Wrecking Ball will have spent 26 days rolling around the public test server by the time he's out, but everyone's favourite mecha death hamster is ready swing into Overwatch proper next week. On Tuesday July 24th, to be precise.
That's it, I've done the news. Click through to see a cute announcement mini-vid from Blizzard, and me tut at myself for playing a silly amount of deathmatch mode recently rather than the actual game.
It's a matter of time before I see the dancing emote that pushes
Wrecking Ball Hammond's character design from indulgent-but-adorable to overly twee, but for now I'm happy to lap this stuff up. Look at his lil' legs.
I'm actually sitting on a pile of loot boxes so I can open them all when Hammond appears, and I can maximise my chances of dressing him up as an ostentatious pirate with a mohawk. I've got 12 of the things, because I've been playing round after round of the free-for-all deathmatch mode every week until I've maxed out the bonus boxes you get for winning games in the arcade.
It's a trap I've prided myself on not falling into up till now. I want to say I play the games I do because they're exciting and fun, not because I've been manipulated into collecting digital hats - and yet last night, when I saw I was one victory away from collecting my final bonus crate, I spent another 30 minutes chasing a win. I wasn't even thinking about the reward, I was thinking about how I didn't want to miss out on collecting it.
deathmatch used to be a fun diversion I'd boot up when I fancied some Overwatch but didn't want to commit to a full match. Now I keep getting lured into it rather then the team-based modes the game was built around, despite knowing I'd have more fun if I launched into the quick play queue.
As annoyed as I am that it's affecting how I choose to spend my time, the promise of cosmetics only forms one prong of the deathmatch trap. It's the chaos that both puts me off and keeps me coming back. Normal games of Overwatch ask me to think about team compositions and tactics, but playing deathmatch feels like switching on my FPS autopilot.
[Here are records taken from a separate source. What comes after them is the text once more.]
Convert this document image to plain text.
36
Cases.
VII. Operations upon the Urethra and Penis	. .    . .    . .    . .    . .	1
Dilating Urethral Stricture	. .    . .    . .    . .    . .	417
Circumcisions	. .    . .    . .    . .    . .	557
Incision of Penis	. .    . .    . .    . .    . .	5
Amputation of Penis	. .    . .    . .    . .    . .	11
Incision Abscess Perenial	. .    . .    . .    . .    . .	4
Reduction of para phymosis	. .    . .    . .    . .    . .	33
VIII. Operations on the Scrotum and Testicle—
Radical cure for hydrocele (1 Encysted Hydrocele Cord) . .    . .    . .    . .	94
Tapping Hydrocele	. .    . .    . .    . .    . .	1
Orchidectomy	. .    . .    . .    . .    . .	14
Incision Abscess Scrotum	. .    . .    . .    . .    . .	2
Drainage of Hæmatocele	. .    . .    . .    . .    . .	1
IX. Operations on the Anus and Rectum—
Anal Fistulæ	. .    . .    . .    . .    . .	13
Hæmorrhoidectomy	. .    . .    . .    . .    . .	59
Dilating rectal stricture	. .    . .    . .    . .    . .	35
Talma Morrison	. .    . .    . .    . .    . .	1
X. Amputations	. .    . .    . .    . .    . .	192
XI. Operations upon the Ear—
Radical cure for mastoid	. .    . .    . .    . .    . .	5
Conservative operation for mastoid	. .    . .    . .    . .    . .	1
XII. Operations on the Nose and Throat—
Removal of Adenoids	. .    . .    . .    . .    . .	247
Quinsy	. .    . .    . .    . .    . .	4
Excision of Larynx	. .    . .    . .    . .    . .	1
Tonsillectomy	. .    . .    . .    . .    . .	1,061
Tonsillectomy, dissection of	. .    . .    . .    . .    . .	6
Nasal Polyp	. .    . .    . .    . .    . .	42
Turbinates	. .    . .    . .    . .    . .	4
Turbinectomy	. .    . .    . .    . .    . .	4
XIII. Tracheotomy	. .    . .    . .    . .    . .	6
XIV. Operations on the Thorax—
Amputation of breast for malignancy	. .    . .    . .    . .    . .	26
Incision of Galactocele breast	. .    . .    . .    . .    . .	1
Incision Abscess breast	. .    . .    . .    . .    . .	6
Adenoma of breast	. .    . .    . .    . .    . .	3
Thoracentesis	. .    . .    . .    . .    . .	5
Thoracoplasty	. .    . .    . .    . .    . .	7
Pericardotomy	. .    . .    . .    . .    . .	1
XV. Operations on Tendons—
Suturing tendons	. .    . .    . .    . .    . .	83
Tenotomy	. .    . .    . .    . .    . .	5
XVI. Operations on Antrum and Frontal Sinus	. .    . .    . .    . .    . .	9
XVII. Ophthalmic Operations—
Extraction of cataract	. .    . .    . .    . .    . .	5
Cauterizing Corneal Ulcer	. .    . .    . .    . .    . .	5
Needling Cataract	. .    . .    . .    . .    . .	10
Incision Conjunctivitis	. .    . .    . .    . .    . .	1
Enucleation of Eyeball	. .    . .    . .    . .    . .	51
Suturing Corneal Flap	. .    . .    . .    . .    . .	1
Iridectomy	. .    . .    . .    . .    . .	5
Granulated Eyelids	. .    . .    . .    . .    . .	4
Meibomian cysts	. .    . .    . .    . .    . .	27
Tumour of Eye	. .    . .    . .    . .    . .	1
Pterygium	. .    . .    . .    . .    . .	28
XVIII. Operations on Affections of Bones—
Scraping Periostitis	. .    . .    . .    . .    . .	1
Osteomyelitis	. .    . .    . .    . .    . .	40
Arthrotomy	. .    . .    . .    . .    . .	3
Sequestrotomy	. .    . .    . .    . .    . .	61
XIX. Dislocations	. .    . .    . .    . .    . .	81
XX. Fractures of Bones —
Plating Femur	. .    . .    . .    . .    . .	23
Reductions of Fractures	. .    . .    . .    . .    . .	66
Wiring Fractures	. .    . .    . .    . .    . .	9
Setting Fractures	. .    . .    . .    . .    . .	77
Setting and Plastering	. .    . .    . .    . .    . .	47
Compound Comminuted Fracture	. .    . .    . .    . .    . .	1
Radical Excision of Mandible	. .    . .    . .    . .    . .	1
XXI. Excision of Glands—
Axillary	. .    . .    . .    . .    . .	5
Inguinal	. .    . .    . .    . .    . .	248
For every kill I earn in an even duel, I'll pick up two by rudely interrupting a fight between people who never had a chance to see me coming. That can still feel rewarding, but it's got nothing on picking apart a defence as one agent in a well-coordinated team. It's the best players rather than the lucky ones who usually top the scoreboards in a Deatchmatch game, but there's no denying that luck plays a bigger role. That's enough to make my thinking brain prefer the normal game, but my lazy one insist on playing this instead.
Hammond will arrive on the regular servers on July 24th, in case you forgot.